Robert King Carter's Correspondence and Diary

   A Collection Transcribed
        and Digitized
   by Edmund Berkeley, Jr.

List of Letters | About This Collection

Electronic Text Center , University of Virginia Library


Letter from Robert Carter to Micajah Perry, April 12, 1728

     Robert Carter writes to London merchant Micajah Perry, April 12, 1728, concerning the affairs and expenses of the Lloyd estate which he manages, including the head overseer's salary, tobacco being shipped, etc., and his insistence on payment for his work with the estate. He encloses a bill of exchange (not present).

Letter from Robert Carter to Micajah Perry, April 12, 1728

-1 -

Rappahannock, [Lancaster County, Virginia]     
Apl. the 12th: 1728

Micajh: Perry Esqr.

Sir --

     I am now taking my leave of Captain Keiling
I have drawn upon you Payable to him for £4"1" -- the Impost and
for the LL Tobacco and to be placed to that Account herein Send you
a bill of Exchange of his for £6:19: -- my own money and to be Carried to
my Credit,

     Since my Coming home I have Considered my Letters
of December last Via 4 (which I duplicated) and find I was so full
in them relating to the LL's Concern that I have the less to add here, I am
Suddenly to draw for £35 to Meeks the head Overseer which is his Ann
nual Salary for the care of that Estate, all the under Overseers Shares
are packed up in the Tobaccoes now coming to you which I must charge with
the other disbursements for the Year 1727. The Levys. The Quit rents, The
Clothes making. The rent. for four two plantations for working Twenty odd
of the hands &ca: Also I am to draw to Doctor Belfield £15 his Year's Salary

     My Demand of £30 a year for the care of this Estate for

-2 -

14 or 15 Years together I do insist upon and Claim as my due Lloyd
to [illegible] my knowledge paid a hundred a year, and I have heard but how true
it is I cant tell that in the Chancery Cause between your family & him
there was an Article charged of £100 per Annum for the management
of the Estate. how much of this was allowd or how the decree ended I
dont know. my Confidence is in you that you will take care to See
that I have right done me my former Letters will inform you what
a great deal of Trouble I have had and the personal care I have taken
from year to year in the Government of this Estate Since it has been in
my hands Shall therefore Conclude here

                  Your most humble Servant

per Captain Keiling


Source copy consulted: Robert Carter Letter Book, 1727 April 13-1728 July 23, Carter Family Papers, Virginia Historical Society, Richmond.

Robert Carter generally used a return address of "Rappahannock" for the river on which he lived rather than "Corotoman," the name of his home, on his correspondence, especially to merchants abroad. The county and colony have been added for clarity to the heading on the draft.

[1] Captain William Keiling commanded the Betty. ( Survey Report 6800 summarizing Adm. 68/194, Virginia Colonial Records Project, Albert and Shirley Small Special Collections Library, University of Virginia. )

[2] The impost was the duty imposed by Britain on imported tobacco, and the cocket, for which a fee was charged, was the document bearing a cocket or seal issued by the "King's Customs House" that the impost had been paid. (See the definitions of each word in Oxford English Dictionary Online. )

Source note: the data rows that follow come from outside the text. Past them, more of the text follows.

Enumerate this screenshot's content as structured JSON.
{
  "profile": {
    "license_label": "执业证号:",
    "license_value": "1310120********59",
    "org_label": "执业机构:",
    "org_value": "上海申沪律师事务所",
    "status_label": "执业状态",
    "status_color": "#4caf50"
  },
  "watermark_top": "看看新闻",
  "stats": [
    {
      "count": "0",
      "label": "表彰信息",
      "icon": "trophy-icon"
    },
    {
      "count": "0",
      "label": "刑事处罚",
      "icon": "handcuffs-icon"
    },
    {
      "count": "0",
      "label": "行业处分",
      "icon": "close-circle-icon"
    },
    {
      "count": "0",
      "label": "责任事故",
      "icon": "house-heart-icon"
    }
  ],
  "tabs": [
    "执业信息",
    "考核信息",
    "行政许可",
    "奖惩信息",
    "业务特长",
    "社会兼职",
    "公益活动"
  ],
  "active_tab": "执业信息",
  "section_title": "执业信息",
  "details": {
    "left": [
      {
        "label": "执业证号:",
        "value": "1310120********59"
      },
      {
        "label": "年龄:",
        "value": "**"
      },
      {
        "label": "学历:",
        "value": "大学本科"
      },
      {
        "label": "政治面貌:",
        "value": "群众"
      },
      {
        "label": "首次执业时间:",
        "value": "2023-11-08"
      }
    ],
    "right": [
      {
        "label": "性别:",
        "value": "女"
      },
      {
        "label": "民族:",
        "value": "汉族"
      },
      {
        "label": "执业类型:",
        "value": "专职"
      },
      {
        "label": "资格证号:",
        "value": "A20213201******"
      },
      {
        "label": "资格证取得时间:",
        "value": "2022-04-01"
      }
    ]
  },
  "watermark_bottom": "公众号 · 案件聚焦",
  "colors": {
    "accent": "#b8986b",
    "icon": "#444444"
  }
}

[3] A bill of exchange is a kind of check or promissory note without interest. It is used primarily in international trade, and is a written order by one person to pay another a specific sum on a specific date sometime in the future. If the bill of exchange is drawn on a bank, it is called a bank draft. If it is drawn on another party, it is called a trade draft. Sometimes a bill of exchange will simply be called a draft, but whereas a draft is always negotiable (transferable by endorsement), this is not necessarily true of a bill of exchange. ( "Dictionary of Financial Scam Terms," 8/22/2005 )

[4] Quit rent was the term used for "a (usually small) rent paid by a freeholder . . . in lieu of services which might otherwise be required; a nominal rent paid (esp. in former British colonial territories to the Crown) as an acknowledgement of tenure," in this case, to the proprietors of the Northern Neck. Carter as the proprietor's agent, collected these payments. ( Oxford English Dictionary Online . Oxford University Press. )

This text, originally posted in 2004, was revised September 5, 2014, to add footnotes and strengthen the modern language version text.